Study for The Diving Board

, circa 1922

Oil on canvas, 23½ by 19½ inches


Edgar Rupprecht painted this study in preparation for one of the most important works of his early career, The Diving Board (circa 1922; location unknown). Closely following the composition of the study, the finished painting pictures a scene of casual interaction between a young woman in a rowboat and a swimmer seated on a diving board. The swimmer’s back is to the viewer, a bystander to the conversation who looks down on the figures from the dock glimpsed at lower right. The final work clearly shows the girl’s smiling expression as she looks toward her companion. This emphasis on the figures’ implied interaction is absent in the study: here, her facial features are barely indicated and forms are simplified to broad strokes and strong color contrasts, with the sharply tipped-up perspective enhancing the effect of an abstract composition. The background is a lively pattern of fluid light-blue lines applied over a thin gray wash, capturing the water’s shifting play of broken surface reflections against murky depths. The quickly painted study was probably made on the spot to capture the essentials of color, light, and form.

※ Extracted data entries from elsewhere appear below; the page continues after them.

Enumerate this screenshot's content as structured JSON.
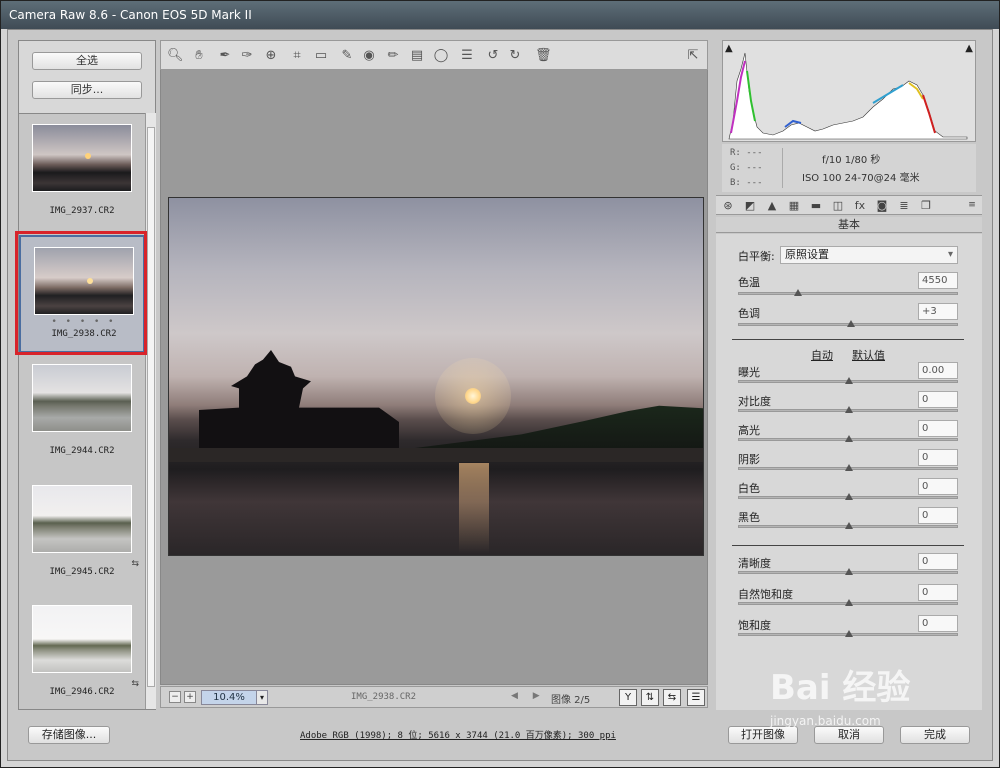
{
  "window": {
    "title": "Camera Raw 8.6 -  Canon EOS 5D Mark II"
  },
  "filmstrip": {
    "select_all_label": "全选",
    "sync_label": "同步...",
    "items": [
      {
        "name": "IMG_2937.CR2"
      },
      {
        "name": "IMG_2938.CR2",
        "rating": "• • • • •",
        "selected": true
      },
      {
        "name": "IMG_2944.CR2"
      },
      {
        "name": "IMG_2945.CR2",
        "badge": "⇆"
      },
      {
        "name": "IMG_2946.CR2",
        "badge": "⇆"
      }
    ]
  },
  "toolbar": {
    "tools": [
      "zoom-icon",
      "hand-icon",
      "white-balance-icon",
      "color-sampler-icon",
      "targeted-adjust-icon",
      "crop-icon",
      "straighten-icon",
      "spot-removal-icon",
      "red-eye-icon",
      "adjustment-brush-icon",
      "graduated-filter-icon",
      "radial-filter-icon",
      "preferences-icon",
      "rotate-left-icon",
      "rotate-right-icon",
      "trash-icon"
    ],
    "fullscreen_icon": "fullscreen-icon"
  },
  "status": {
    "zoom_minus": "−",
    "zoom_plus": "+",
    "zoom": "10.4%",
    "filename": "IMG_2938.CR2",
    "prev_next": "◀ ▶",
    "image_count": "图像 2/5",
    "icons": [
      "Y",
      "⇅",
      "⇆",
      "☰"
    ]
  },
  "histogram": {
    "shadow_clip_icon": "shadow-clipping-icon",
    "highlight_clip_icon": "highlight-clipping-icon"
  },
  "info": {
    "r": "R:  ---",
    "g": "G:  ---",
    "b": "B:  ---",
    "aperture_shutter": "f/10   1/80 秒",
    "iso_lens": "ISO 100   24-70@24 毫米"
  },
  "panel": {
    "title": "基本",
    "white_balance_label": "白平衡:",
    "white_balance_value": "原照设置",
    "temp": {
      "label": "色温",
      "value": "4550",
      "level": 0.27
    },
    "tint": {
      "label": "色调",
      "value": "+3",
      "level": 0.51
    },
    "auto_link": "自动",
    "default_link": "默认值",
    "tone": [
      {
        "label": "曝光",
        "value": "0.00",
        "level": 0.5
      },
      {
        "label": "对比度",
        "value": "0",
        "level": 0.5
      },
      {
        "label": "高光",
        "value": "0",
        "level": 0.5
      },
      {
        "label": "阴影",
        "value": "0",
        "level": 0.5
      },
      {
        "label": "白色",
        "value": "0",
        "level": 0.5
      },
      {
        "label": "黑色",
        "value": "0",
        "level": 0.5
      }
    ],
    "presence": [
      {
        "label": "清晰度",
        "value": "0",
        "level": 0.5
      },
      {
        "label": "自然饱和度",
        "value": "0",
        "level": 0.5
      },
      {
        "label": "饱和度",
        "value": "0",
        "level": 0.5
      }
    ]
  },
  "bottom": {
    "save_label": "存储图像...",
    "workflow": "Adobe RGB (1998); 8 位; 5616 x 3744 (21.0 百万像素); 300 ppi",
    "open_label": "打开图像",
    "cancel_label": "取消",
    "done_label": "完成"
  },
  "watermark": {
    "text": "Bai 经验",
    "sub": "jingyan.baidu.com"
  }
}
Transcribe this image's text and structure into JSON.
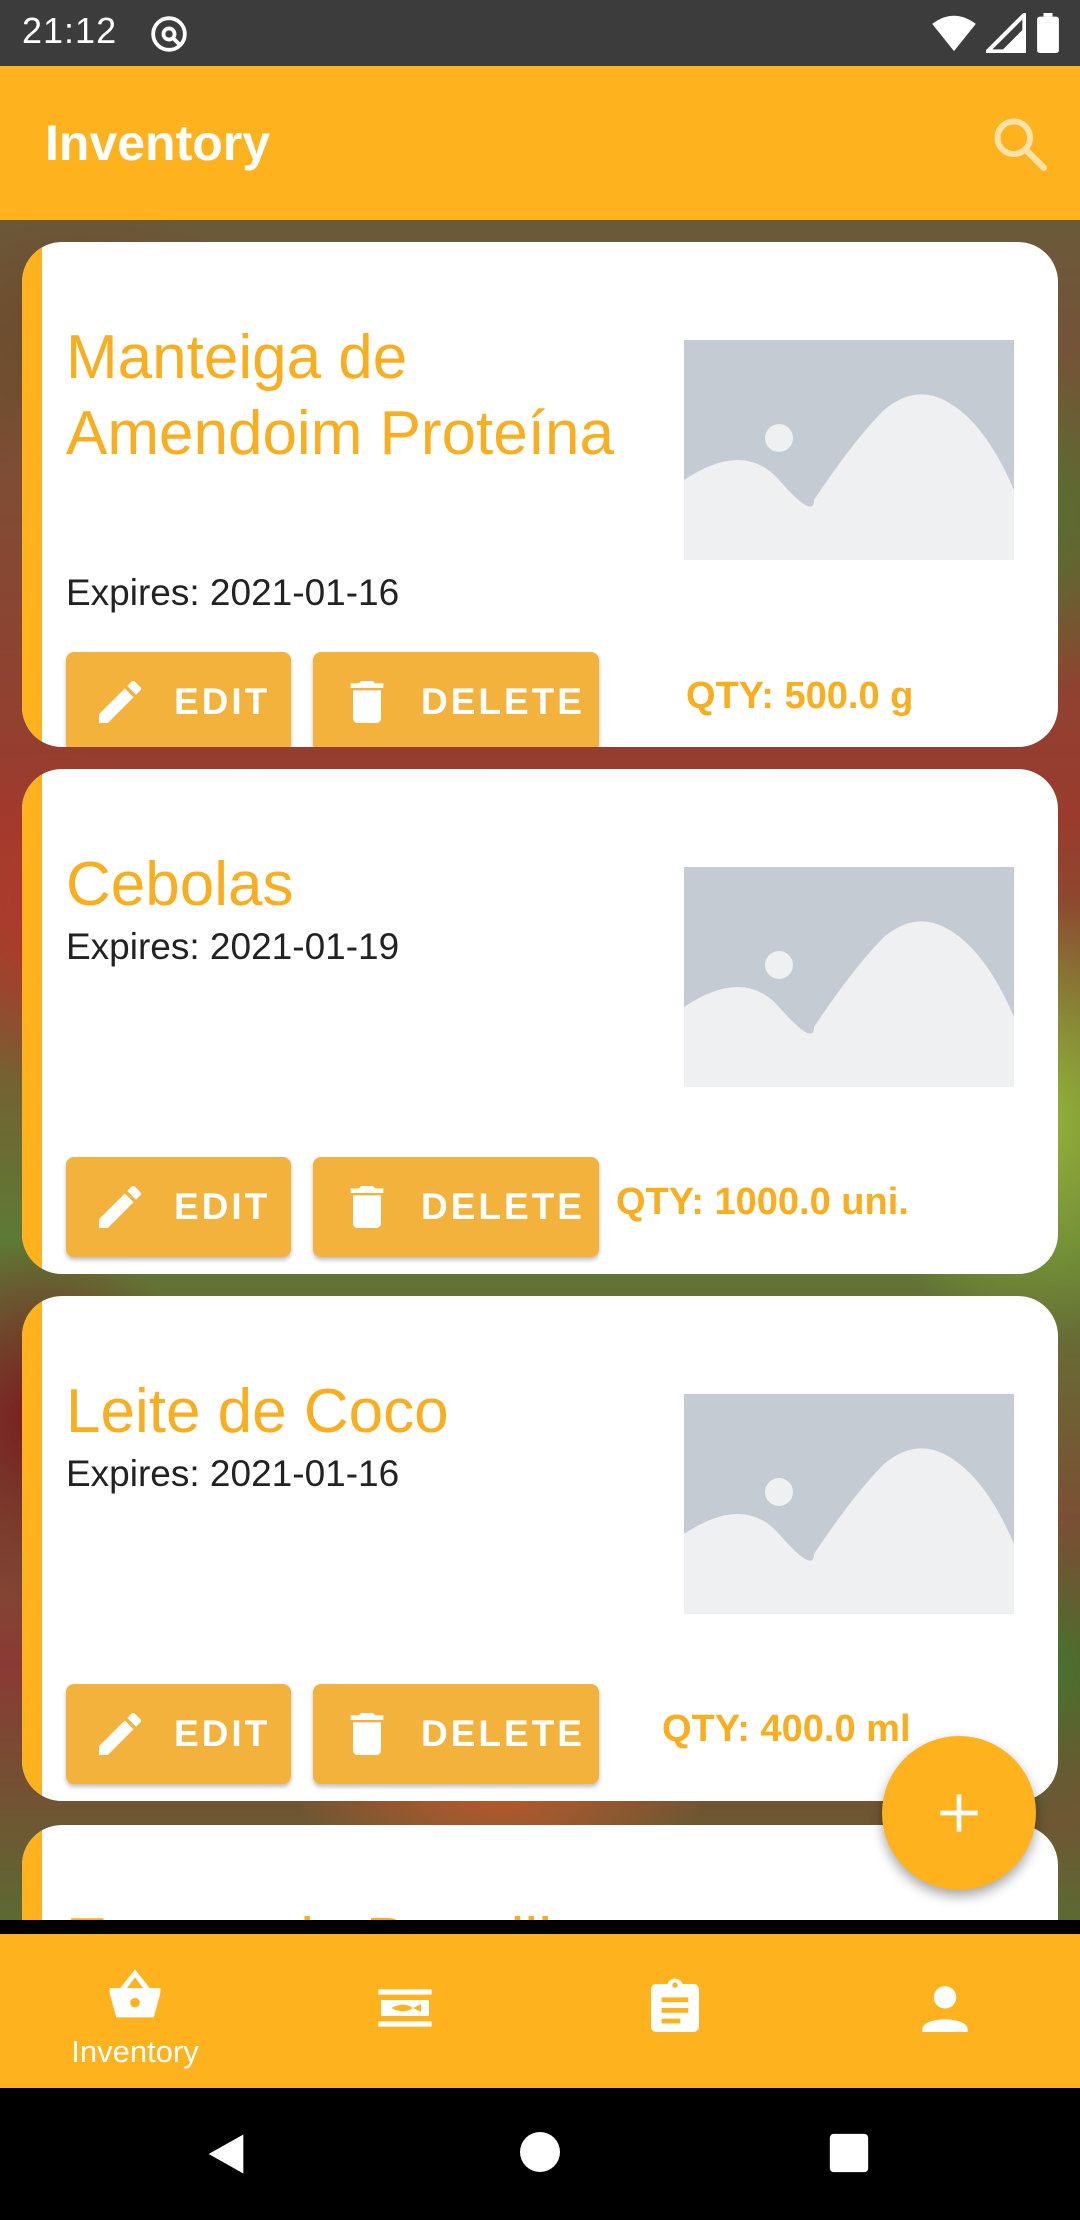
{
  "status_bar": {
    "time": "21:12"
  },
  "app_bar": {
    "title": "Inventory"
  },
  "items": [
    {
      "name": "Manteiga de Amendoim Proteína",
      "expiry": "Expires: 2021-01-16",
      "quantity": "QTY: 500.0 g",
      "edit_label": "EDIT",
      "delete_label": "DELETE"
    },
    {
      "name": "Cebolas",
      "expiry": "Expires: 2021-01-19",
      "quantity": "QTY: 1000.0 uni.",
      "edit_label": "EDIT",
      "delete_label": "DELETE"
    },
    {
      "name": "Leite de Coco",
      "expiry": "Expires: 2021-01-16",
      "quantity": "QTY: 400.0 ml",
      "edit_label": "EDIT",
      "delete_label": "DELETE"
    },
    {
      "name": "Extrato de Baunilha"
    }
  ],
  "bottom_nav": {
    "items": [
      {
        "label": "Inventory",
        "icon": "basket-icon",
        "active": true
      },
      {
        "label": "",
        "icon": "fish-icon"
      },
      {
        "label": "",
        "icon": "clipboard-icon"
      },
      {
        "label": "",
        "icon": "person-icon"
      }
    ]
  },
  "colors": {
    "primary": "#FDB21E",
    "button": "#F2B23C",
    "text_accent": "#F9AE1F"
  }
}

The Diving Board was shown in the Art Institute of Chicago’s 1923 “Chicago and Vicinity” exhibition, where it garnered the Marshall F. Holmes Prize of one hundred dollars for a work in “color design.” It was one of two paintings cited by the reviewer for The Catholic World as “happy subjects, happily treated and quite deserving of their awarded prizes.”i The Chicago Evening Post Magazine of the Art World reproduced the painting in 1925 and again in 1927, the last when it was part of an exhibition held on Municipal Pier (now Navy Pier), on Chicago’s lakefront, organized by the Commission for the Encouragement of Local Art.

Rupprecht painted The Diving Board in rural Saugatuck, on the Michigan shore of Lake Michigan. There, along with Arthur K. Houlberg, he attended the Summer School of Painting at Saugatuck (now known as Ox-Bow) early in his artistic education. Rupprecht soon became an assistant to its principal teacher, Frederick Fursman, and eventually a leading faculty member at Saugatuck and at the Art Institute, with which the summer school was affiliated. The school was located between the Kalamazoo River and a lagoon near the Lake Michigan shore, offering abundant opportunities for summertime recreation as well as outdoor painting. Rupprecht made at least one other image that celebrates the leisurely vacation atmosphere of Saugatuck, The Summer Visitor (Union League Club of Chicago), which he painted in the wake of the success of The Diving Board, closely following its subject and composition.

Wendy Greenhouse, PhD

Donated by M. Christine Schwartz to the Saugatuck-Douglas History Center, Douglas, Michigan, in 2021

i Alice G. Hayde, “Exhibition by Artists of Chicago and Vicinity,” The Catholic World, Feb. 1923.